The problem is how to sustain this growth. Earnings this period are being delivered by cyclical factors: an improving credit performance and the higher interest rate cycle. We are not seeing growth in top line — the kind of growth driven by real improvements in economic activity. FirstRand’s overall book grew 11%, a lot of this due to corporate credit demand to finance electricity generation.
What banks want to see is businesses investing to expand output, not to merely protect existing output, which is what much of the electricity investment is doing. We have not seen a sustained increase in investment levels in SA since 2008 and it is difficult to see any trigger for improvements on the horizon, given load-shedding is at least a few years away from being resolved.
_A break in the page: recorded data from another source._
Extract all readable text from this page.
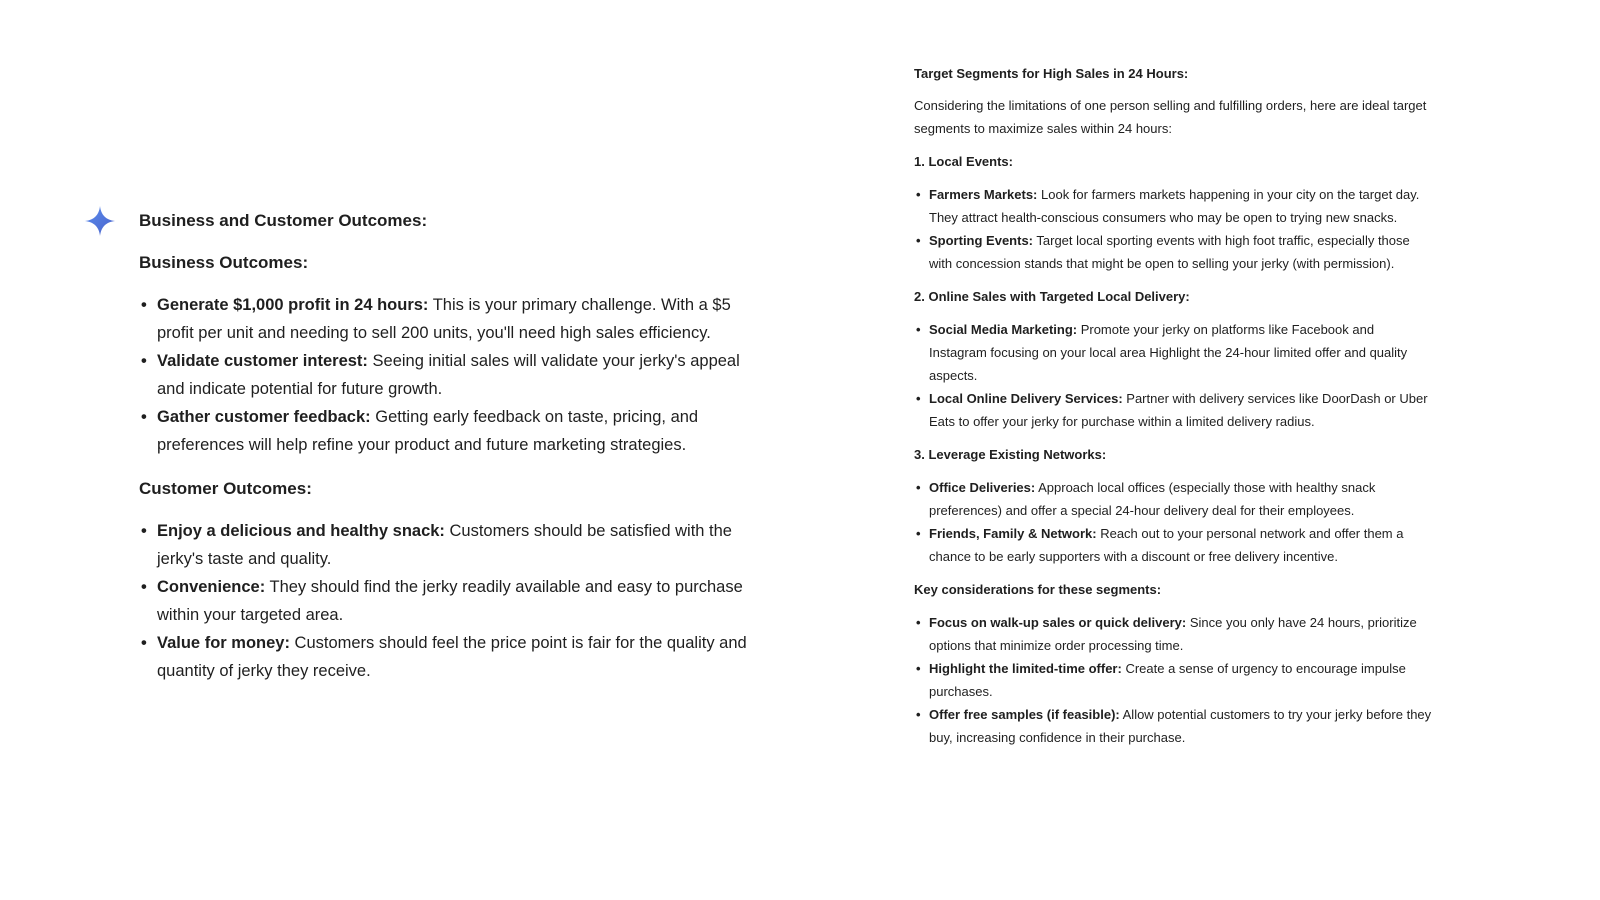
Business and Customer Outcomes:
Business Outcomes:
• Generate $1,000 profit in 24 hours: This is your primary challenge. With a $5 profit per unit and needing to sell 200 units, you'll need high sales efficiency.
• Validate customer interest: Seeing initial sales will validate your jerky's appeal and indicate potential for future growth.
• Gather customer feedback: Getting early feedback on taste, pricing, and preferences will help refine your product and future marketing strategies.
Customer Outcomes:
• Enjoy a delicious and healthy snack: Customers should be satisfied with the jerky's taste and quality.
• Convenience: They should find the jerky readily available and easy to purchase within your targeted area.
• Value for money: Customers should feel the price point is fair for the quality and quantity of jerky they receive.
Target Segments for High Sales in 24 Hours:
Considering the limitations of one person selling and fulfilling orders, here are ideal target segments to maximize sales within 24 hours:
1. Local Events:
• Farmers Markets: Look for farmers markets happening in your city on the target day. They attract health-conscious consumers who may be open to trying new snacks.
• Sporting Events: Target local sporting events with high foot traffic, especially those with concession stands that might be open to selling your jerky (with permission).
2. Online Sales with Targeted Local Delivery:
• Social Media Marketing: Promote your jerky on platforms like Facebook and Instagram focusing on your local area Highlight the 24-hour limited offer and quality aspects.
• Local Online Delivery Services: Partner with delivery services like DoorDash or Uber Eats to offer your jerky for purchase within a limited delivery radius.
3. Leverage Existing Networks:
• Office Deliveries: Approach local offices (especially those with healthy snack preferences) and offer a special 24-hour delivery deal for their employees.
• Friends, Family & Network: Reach out to your personal network and offer them a chance to be early supporters with a discount or free delivery incentive.
Key considerations for these segments:
• Focus on walk-up sales or quick delivery: Since you only have 24 hours, prioritize options that minimize order processing time.
• Highlight the limited-time offer: Create a sense of urgency to encourage impulse purchases.
• Offer free samples (if feasible): Allow potential customers to try your jerky before they buy, increasing confidence in their purchase.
FirstRand declared that a “colossal effort” will be required to rebuild economic capacity, calling for increased private sector involvement in structural reform of the economy to shift potential growth upwards.
There are obvious opportunities: the mining industry could be exporting much more if we could just get the rail and port capacity right. There is more that could be done to enable the expansion of private electricity generation. Somehow, we need to trigger confidence in the future, the kind that will get shareholders to put their capital at risk to invest for payoffs that are years down the line. That remains the missing ingredient that fundamentally constrains the banks’ performance.